His excitement was obvious as Gus spoke his ritual dialog:
“Computer. En-gaged.”

He announced each key he pushed. "Pound six naught six pound".

The screen flashed and an unfamiliar boy's face looked back at him.

"Hi! Are you Gus Vigil?"

"Who the ... what ... hey ... who?"

"We're calling from the picture phone booth at Disneyland!"

"Disneyland? But how did you get my Treo 650?"

"The GPS Locator chose you at random! We told it to find a Chicano, mid to late 50s, who grew up in an urban area, has a college degree and a Treo 650."

"And who didn't earn more than thirty-five grand a year". A girl's face pushed into the tiny screen. "There aren't too many of you."

"GPS? You asked for what?" Gus felt his chest tighten. He willed himself to relax.

"What do you want?"

"Well, we have this argument and we figured a guy with your profile could settle it." The boy's face pushed back into frame.

Gus furrowed his brow. The girl's voice came from off screen, "OK, here's the question: Was The Rolling Stones' 'It's All Over Now' the greatest rock ‘n roll song ever recorded, or was it 'Wooly Bully'?"

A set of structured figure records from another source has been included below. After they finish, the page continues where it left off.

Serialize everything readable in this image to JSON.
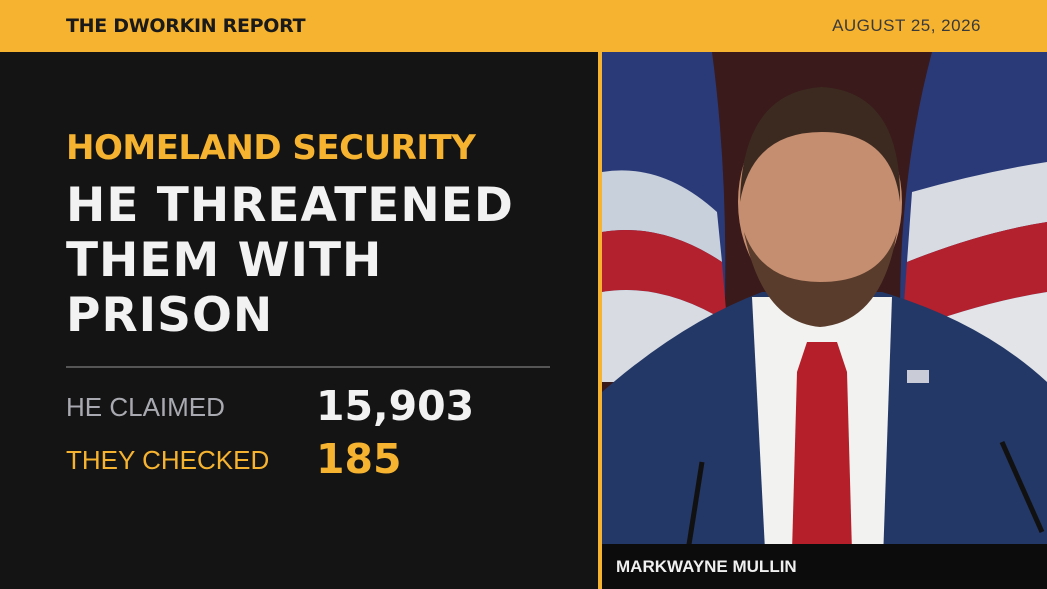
{
  "header": {
    "title": "THE DWORKIN REPORT",
    "date": "AUGUST 25, 2026"
  },
  "topic": "HOMELAND SECURITY",
  "headline": "HE THREATENED THEM WITH PRISON",
  "stats": [
    {
      "label": "HE CLAIMED",
      "value": "15,903"
    },
    {
      "label": "THEY CHECKED",
      "value": "185"
    }
  ],
  "caption": "MARKWAYNE MULLIN"
}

"Hey," the boy added, "did you know you have three CDs and Moony's Road to Hell overdue at the library?"

3 comments:

Anonymous said...

So why did it take Gus so long with "Mooney's Road"? Was it that he couldn't get thru it, or was it that he was reading it for the 3rd time?
RudyG

Manuel Ramos said...

I thought we settled the song question - Like A Rolling Stone, which, of course, used La Bamba for its melodic foundation.